Chasing down a hoodoo there; Born on the BIU… Down on the BIIIUUU…
deathshadow,
Good, a critique!
The reason I didn’t use LODSW is twofold:
A) It would require another instruction to move the value to a new register (as you illustrated). On a 386, the single mov is definitely faster, but I think that’s true on the 8088 too.
Here is a source:
http://tic01.tic.ec-lyon.fr/~muller/trotek/cours/8086/index.html.en
lodsw ; 16 clocks
mov di,ax ; 2 clocks
mov di, [si+x] ; 8+EA / 12+EA – not certain which?
add si, 6 ; 4 clocks
I just noticed that this takes fewer clocks on the 8088
add si, dx ; 3 clocks
So it still seems beneficial to use the movs, but maybe you could convince me otherwise.

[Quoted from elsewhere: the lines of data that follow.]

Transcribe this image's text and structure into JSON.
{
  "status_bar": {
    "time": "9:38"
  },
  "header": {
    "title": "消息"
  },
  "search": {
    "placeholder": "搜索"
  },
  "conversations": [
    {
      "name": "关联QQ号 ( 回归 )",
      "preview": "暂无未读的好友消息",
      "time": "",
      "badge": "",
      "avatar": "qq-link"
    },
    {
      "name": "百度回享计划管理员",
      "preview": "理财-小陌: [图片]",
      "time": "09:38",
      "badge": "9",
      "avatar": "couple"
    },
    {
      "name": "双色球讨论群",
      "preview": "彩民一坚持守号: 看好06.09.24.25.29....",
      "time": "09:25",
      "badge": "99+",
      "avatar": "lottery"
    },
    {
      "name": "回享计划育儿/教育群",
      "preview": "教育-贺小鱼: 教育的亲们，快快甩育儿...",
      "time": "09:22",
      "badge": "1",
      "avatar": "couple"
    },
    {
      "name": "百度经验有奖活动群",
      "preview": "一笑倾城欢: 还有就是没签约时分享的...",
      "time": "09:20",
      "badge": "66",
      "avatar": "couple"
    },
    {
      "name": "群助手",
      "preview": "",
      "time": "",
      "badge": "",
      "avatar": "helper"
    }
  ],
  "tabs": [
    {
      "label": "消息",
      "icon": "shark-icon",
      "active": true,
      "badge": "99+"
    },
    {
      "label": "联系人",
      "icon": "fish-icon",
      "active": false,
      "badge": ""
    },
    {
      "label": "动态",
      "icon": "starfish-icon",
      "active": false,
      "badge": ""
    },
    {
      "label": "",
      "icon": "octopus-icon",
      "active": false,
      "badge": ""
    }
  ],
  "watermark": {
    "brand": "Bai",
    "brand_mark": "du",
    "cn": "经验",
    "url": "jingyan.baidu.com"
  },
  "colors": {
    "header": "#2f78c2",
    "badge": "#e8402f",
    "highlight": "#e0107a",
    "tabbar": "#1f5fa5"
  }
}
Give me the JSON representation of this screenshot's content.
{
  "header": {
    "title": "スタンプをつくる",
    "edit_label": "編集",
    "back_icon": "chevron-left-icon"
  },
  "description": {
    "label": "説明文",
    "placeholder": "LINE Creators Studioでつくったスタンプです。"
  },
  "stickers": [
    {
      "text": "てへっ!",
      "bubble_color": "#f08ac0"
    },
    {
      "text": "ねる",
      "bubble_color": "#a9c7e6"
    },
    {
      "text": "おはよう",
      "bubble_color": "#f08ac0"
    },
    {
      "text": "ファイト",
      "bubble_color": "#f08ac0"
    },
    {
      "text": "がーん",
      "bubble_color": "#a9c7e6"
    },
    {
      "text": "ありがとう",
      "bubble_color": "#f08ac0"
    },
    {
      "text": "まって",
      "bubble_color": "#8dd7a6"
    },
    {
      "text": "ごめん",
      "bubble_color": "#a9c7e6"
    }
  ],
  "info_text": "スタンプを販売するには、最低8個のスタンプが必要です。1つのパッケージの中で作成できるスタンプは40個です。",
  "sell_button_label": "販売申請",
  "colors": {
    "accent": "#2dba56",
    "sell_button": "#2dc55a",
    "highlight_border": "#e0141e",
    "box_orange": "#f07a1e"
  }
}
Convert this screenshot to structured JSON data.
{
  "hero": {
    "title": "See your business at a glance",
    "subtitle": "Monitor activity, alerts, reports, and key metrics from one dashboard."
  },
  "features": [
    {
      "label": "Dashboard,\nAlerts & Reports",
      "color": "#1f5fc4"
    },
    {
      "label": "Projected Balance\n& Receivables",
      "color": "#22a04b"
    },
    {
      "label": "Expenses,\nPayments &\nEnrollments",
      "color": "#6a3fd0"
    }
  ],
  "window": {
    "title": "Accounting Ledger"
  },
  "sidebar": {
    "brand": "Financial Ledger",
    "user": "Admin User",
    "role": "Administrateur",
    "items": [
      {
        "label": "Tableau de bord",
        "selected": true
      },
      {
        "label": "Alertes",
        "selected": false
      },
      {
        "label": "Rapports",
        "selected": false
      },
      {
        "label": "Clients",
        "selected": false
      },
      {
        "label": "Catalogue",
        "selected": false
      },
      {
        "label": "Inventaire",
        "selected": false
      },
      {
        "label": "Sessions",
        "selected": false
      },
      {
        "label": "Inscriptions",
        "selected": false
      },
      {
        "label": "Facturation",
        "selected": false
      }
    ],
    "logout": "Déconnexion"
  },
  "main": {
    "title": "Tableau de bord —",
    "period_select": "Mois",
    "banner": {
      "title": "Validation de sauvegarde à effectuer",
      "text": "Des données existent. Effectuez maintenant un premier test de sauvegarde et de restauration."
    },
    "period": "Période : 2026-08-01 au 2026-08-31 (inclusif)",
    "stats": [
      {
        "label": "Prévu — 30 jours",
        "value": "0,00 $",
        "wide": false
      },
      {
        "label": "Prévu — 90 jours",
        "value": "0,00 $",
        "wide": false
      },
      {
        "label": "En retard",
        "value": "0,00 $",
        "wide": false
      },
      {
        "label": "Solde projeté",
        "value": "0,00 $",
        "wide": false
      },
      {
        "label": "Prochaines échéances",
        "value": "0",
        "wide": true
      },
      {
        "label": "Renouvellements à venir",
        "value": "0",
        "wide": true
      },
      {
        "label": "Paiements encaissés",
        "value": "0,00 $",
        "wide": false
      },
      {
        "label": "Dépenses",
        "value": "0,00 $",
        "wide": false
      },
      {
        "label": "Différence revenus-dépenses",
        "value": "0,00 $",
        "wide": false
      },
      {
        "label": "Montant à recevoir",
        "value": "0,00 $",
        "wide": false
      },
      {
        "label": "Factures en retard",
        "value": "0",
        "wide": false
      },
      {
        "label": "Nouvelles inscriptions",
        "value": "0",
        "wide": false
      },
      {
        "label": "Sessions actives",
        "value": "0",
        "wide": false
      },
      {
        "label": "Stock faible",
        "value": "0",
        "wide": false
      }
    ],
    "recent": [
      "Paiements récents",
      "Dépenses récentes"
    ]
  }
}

B) In the example code earlier I needed the value in AX for run-length-encoding, LODSW would have clobbered the AX register.
I considered that, but it requires more instructions to move the values into CX. However you may be right that the bus speed was so terrible with the 8088 that it should be prioritized over CPU cycles. Never the less it still makes sense to use the smallest machine code possible since every instruction is going to add slow bus cycles to read the instructions.
http://www.smallapple.net/blog/blog-2013-03.html
I started x86 assembly programming on the 486, where bus latencies were much less pronounced due to caching.
I’m not too interesting in personally writing software for old hardware, but I do appreciate it as a lost artform.
Edited 2014-06-23 17:00 UTC
386 is a whole different ballgame than a 8088 / 8086. The 4 cycle per byte penalty AND the BIU (byte instruction unit) cache makes things a bit… different.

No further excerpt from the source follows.